I only made one serious flub-up during the cutting, and I knew I did it the second the piece went through the saw. On the short ends, I forgot to offset the finger spacing by one finger width, so that the two pieces would mate up properly. Luckily, I was only cutting two boards at a time, so I didn't waste much.

After the fingers were cut, I put glue in between each finger and fitted the sides together, making sure the box sides were square before setting them aside for the glue to dry. Then, another pass on the belt sander smoothed out the joint.

 I went out to the hardware to buy some thin material to use as the bottoms of the boxes. I had originally intended to just glue a piece of chipboard to the bottom, as it wouldn't really be seen anyway, but the boxes were looking so good by this point, that I thought chipboard just wouldn't cut it. I found this 3mm thick hobby plywood for $4 a sheet. I got all the bottoms cut from just three sheets. I was going to stain it a darker color, but decided there was too much risk that the stain could leach out and damage the candles, so I left all the wood its natural color.
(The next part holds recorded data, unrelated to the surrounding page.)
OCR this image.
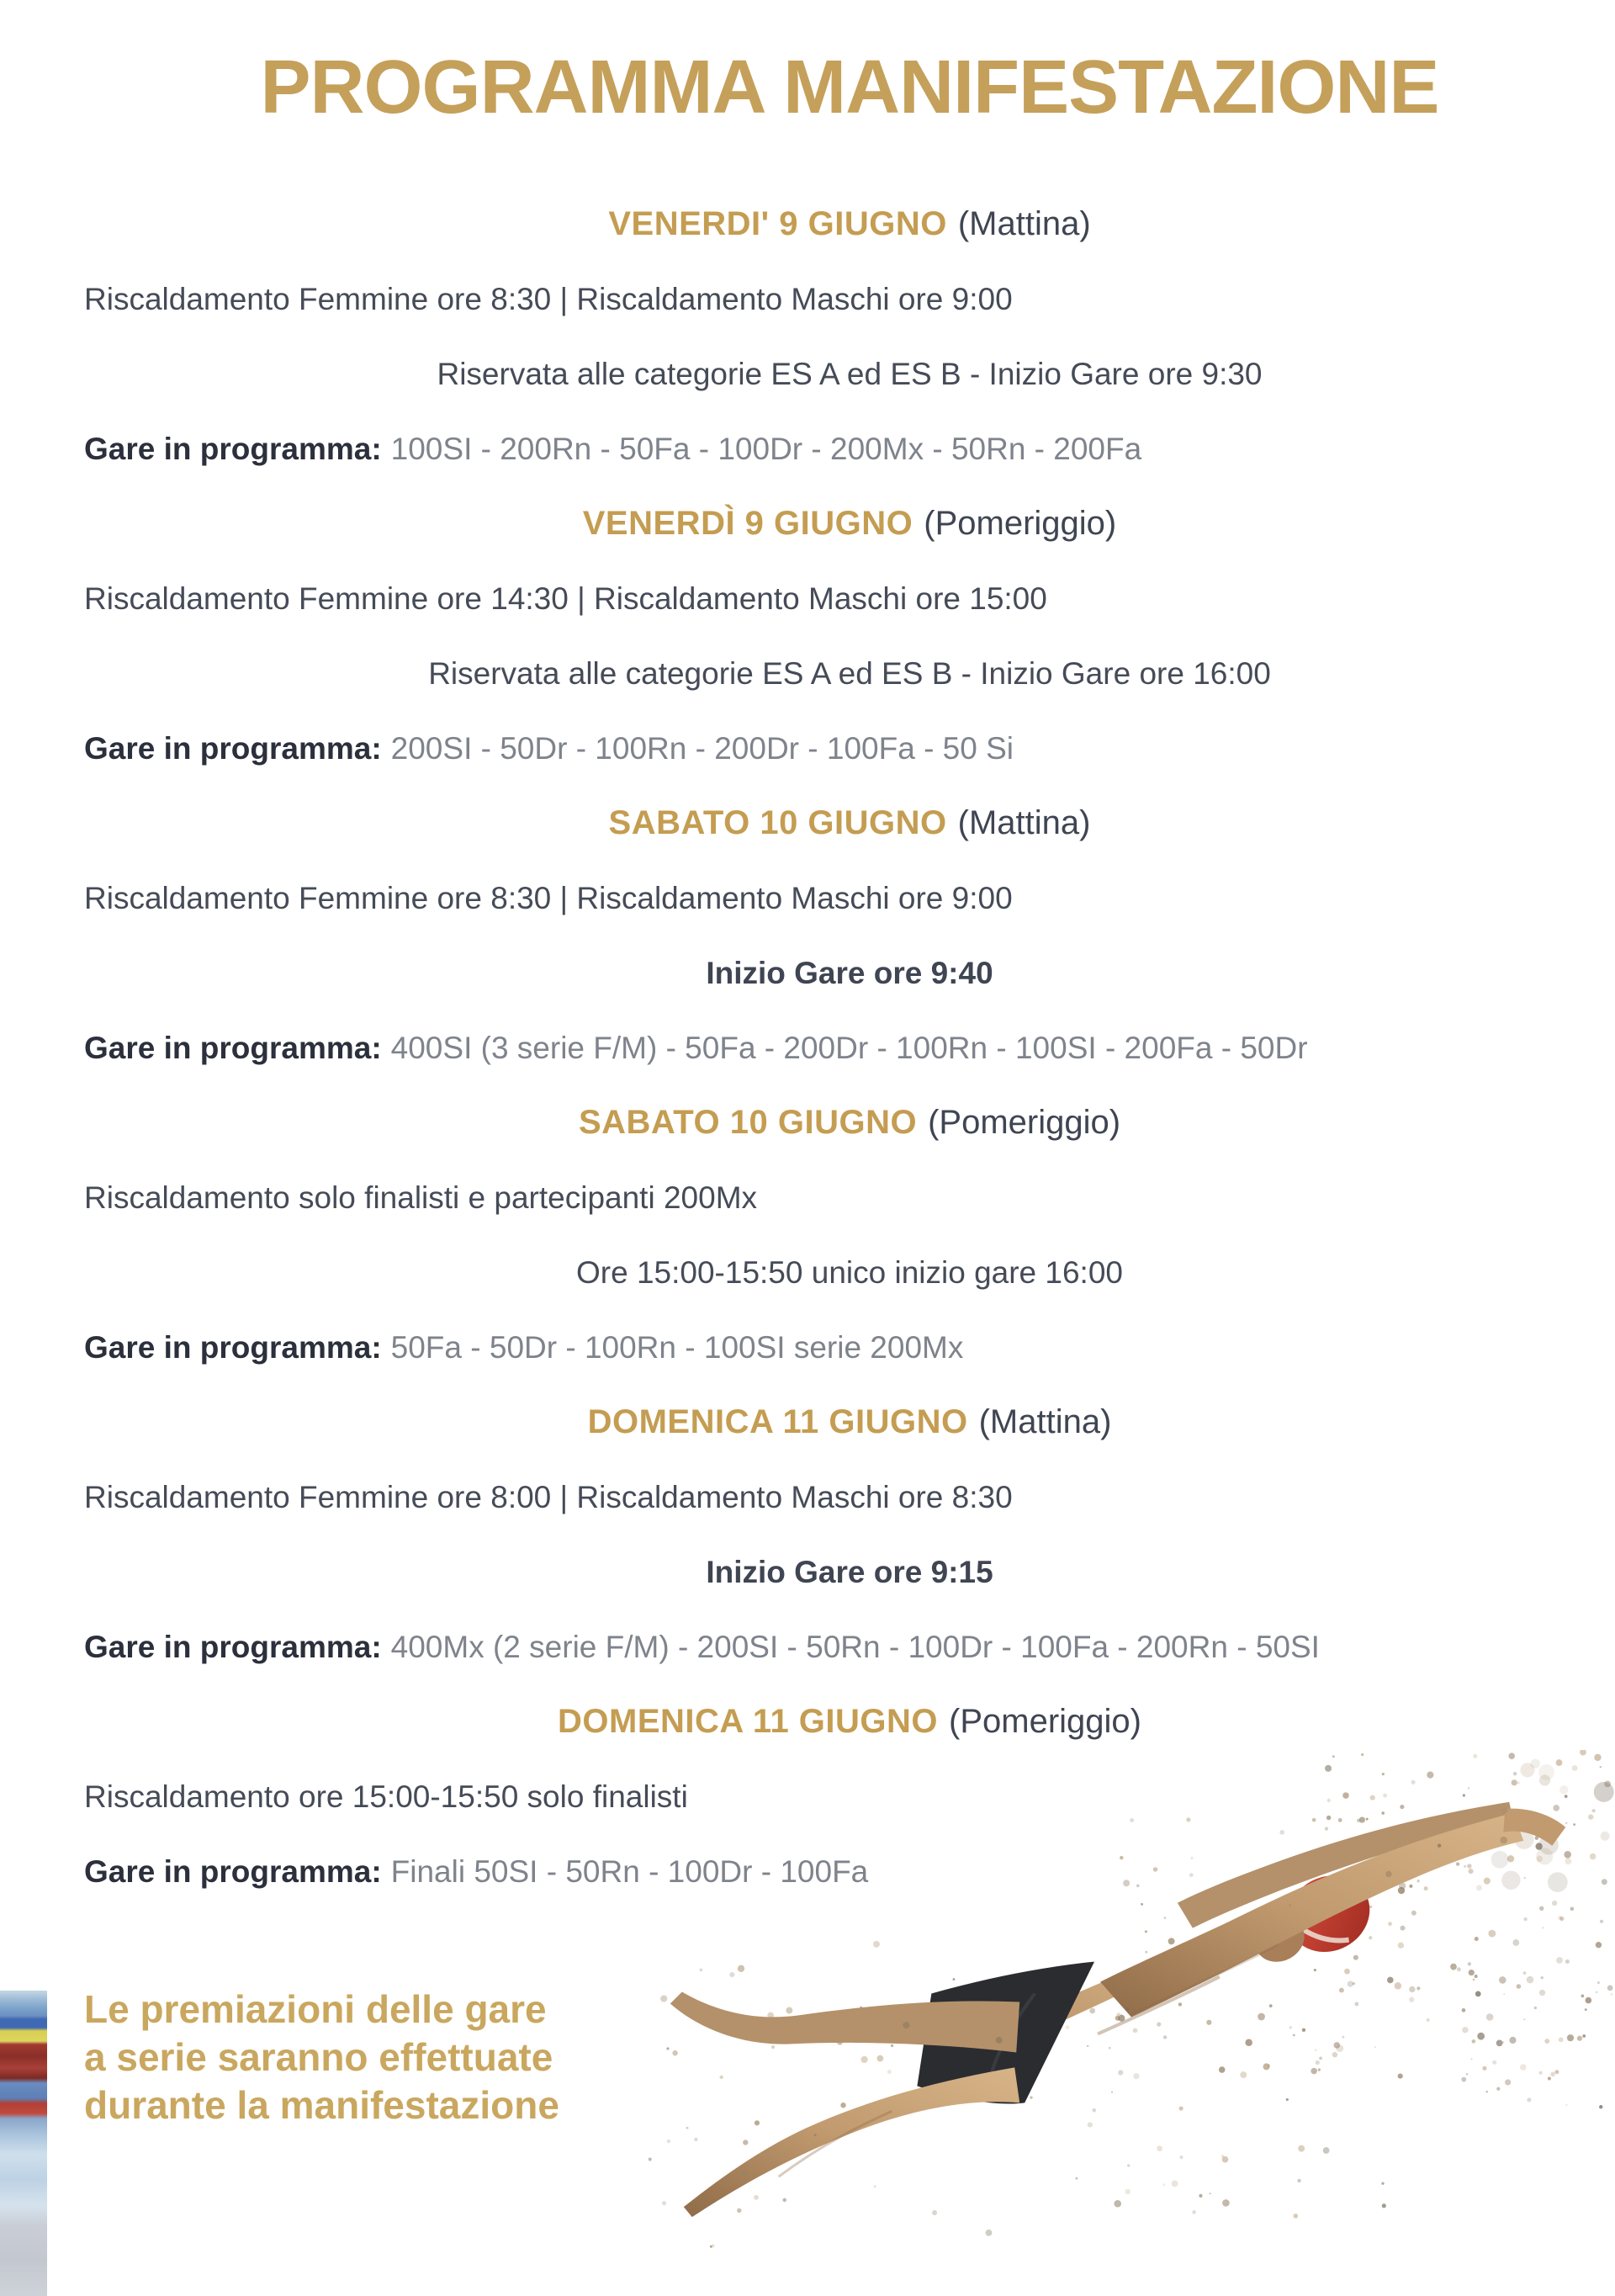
PROGRAMMA MANIFESTAZIONE

VENERDI' 9 GIUGNO (Mattina)

Riscaldamento Femmine ore 8:30 | Riscaldamento Maschi ore 9:00

Riservata alle categorie ES A ed ES B - Inizio Gare ore 9:30

Gare in programma: 100SI - 200Rn - 50Fa - 100Dr - 200Mx - 50Rn - 200Fa

VENERDÌ 9 GIUGNO (Pomeriggio)

Riscaldamento Femmine ore 14:30 | Riscaldamento Maschi ore 15:00

Riservata alle categorie ES A ed ES B - Inizio Gare ore 16:00

Gare in programma: 200SI - 50Dr - 100Rn - 200Dr - 100Fa - 50 Si

SABATO 10 GIUGNO (Mattina)

Riscaldamento Femmine ore 8:30 | Riscaldamento Maschi ore 9:00

Inizio Gare ore 9:40

Gare in programma: 400SI (3 serie F/M) - 50Fa - 200Dr - 100Rn - 100SI - 200Fa - 50Dr

SABATO 10 GIUGNO (Pomeriggio)

Riscaldamento solo finalisti e partecipanti 200Mx

Ore 15:00-15:50 unico inizio gare 16:00

Gare in programma: 50Fa - 50Dr - 100Rn - 100SI serie 200Mx

DOMENICA 11 GIUGNO (Mattina)

Riscaldamento Femmine ore 8:00 | Riscaldamento Maschi ore 8:30

Inizio Gare ore 9:15

Gare in programma: 400Mx (2 serie F/M) - 200SI - 50Rn - 100Dr - 100Fa - 200Rn - 50SI

DOMENICA 11 GIUGNO (Pomeriggio)

Riscaldamento ore 15:00-15:50 solo finalisti

Gare in programma: Finali 50SI - 50Rn - 100Dr - 100Fa

Le premiazioni delle gare
a serie saranno effettuate
durante la manifestazione
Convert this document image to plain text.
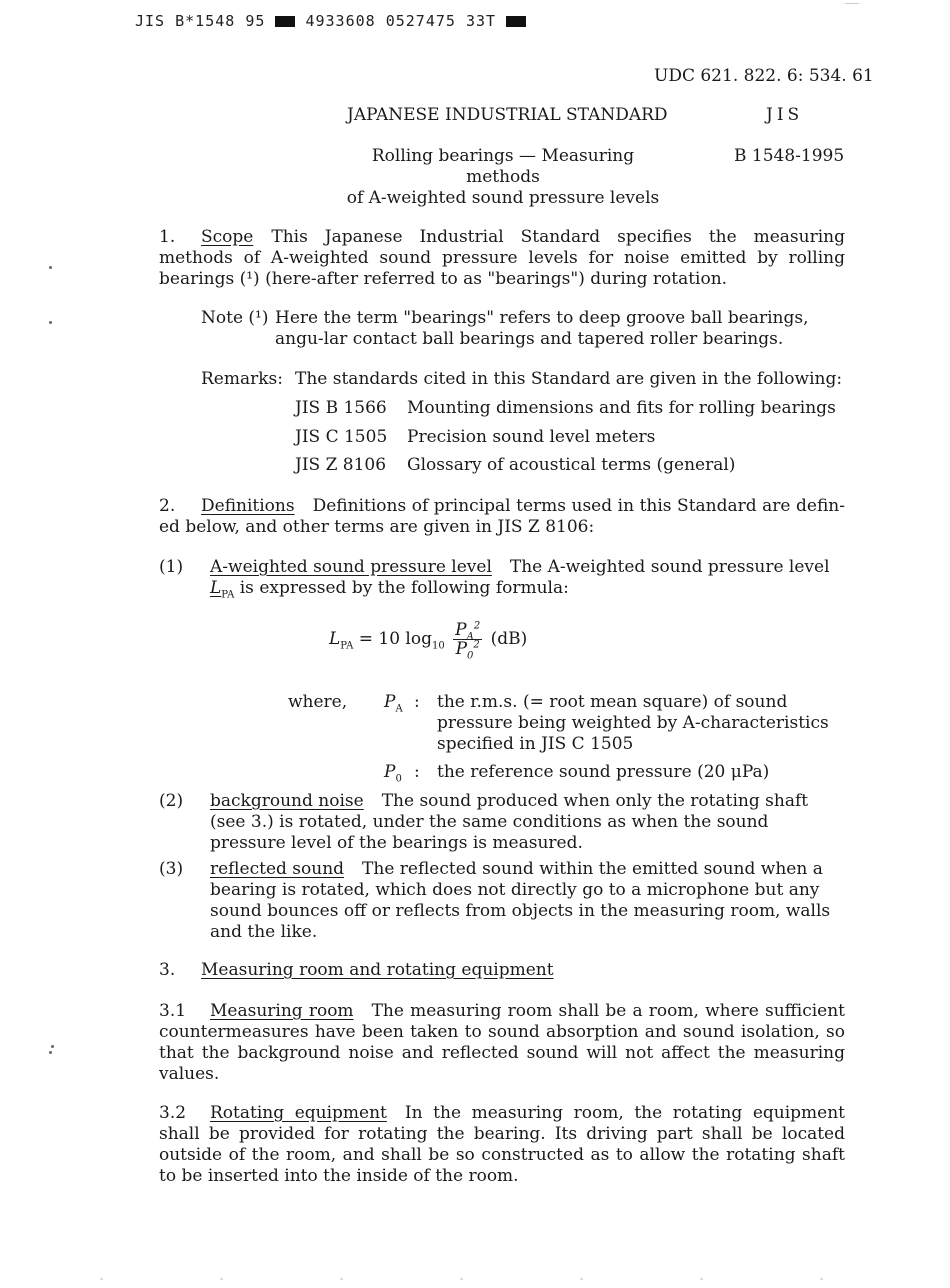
JIS B*1548 95	4933608 0527475 33T
UDC 621. 822. 6: 534. 61
JAPANESE INDUSTRIAL STANDARD	JIS
Rolling bearings — Measuring methods
of A-weighted sound pressure levels
B 1548-1995
1. Scope This Japanese Industrial Standard specifies the measuring methods of A-weighted sound pressure levels for noise emitted by rolling bearings (¹) (here-after referred to as "bearings") during rotation.
Note (¹) Here the term "bearings" refers to deep groove ball bearings, angu-lar contact ball bearings and tapered roller bearings.
Remarks: The standards cited in this Standard are given in the following:
JIS B 1566 Mounting dimensions and fits for rolling bearings
JIS C 1505 Precision sound level meters
JIS Z 8106 Glossary of acoustical terms (general)
2. Definitions Definitions of principal terms used in this Standard are defin-ed below, and other terms are given in JIS Z 8106:
(1) A-weighted sound pressure level The A-weighted sound pressure level
$L_{PA}$ is expressed by the following formula:
$L_{PA} = 10$ $\log_{10} \frac{P_A^2}{P_0^2} (dB)$
where, $P_A$ : the r.m.s. (= root mean square) of sound pressure being weighted by A-characteristics specified in JIS C 1505
$P_0$ : the reference sound pressure (20 μPa)
(2) background noise The sound produced when only the rotating shaft (see 3.) is rotated, under the same conditions as when the sound pressure level of the bearings is measured.
(3) reflected sound The reflected sound within the emitted sound when a bearing is rotated, which does not directly go to a microphone but any sound bounces off or reflects from objects in the measuring room, walls and the like.
3. Measuring room and rotating equipment
3.1 Measuring room The measuring room shall be a room, where sufficient countermeasures have been taken to sound absorption and sound isolation, so that the background noise and reflected sound will not affect the measuring values.
3.2 Rotating equipment In the measuring room, the rotating equipment shall be provided for rotating the bearing. Its driving part shall be located outside of the room, and shall be so constructed as to allow the rotating shaft to be inserted into the inside of the room.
 I did want some kind of finish on them, so I gave each box two coats of boiled linseed oil, inside and out, and left them to dry overnight.

 Here they are in the trunk of my car, getting ready for their trip to the shop.

And here they are in their new home, full of brightly colored candles. I think they look pretty snazzy, myself. Certainly better than those old cardboard boxes. And it only took me 15 years to get around to making them!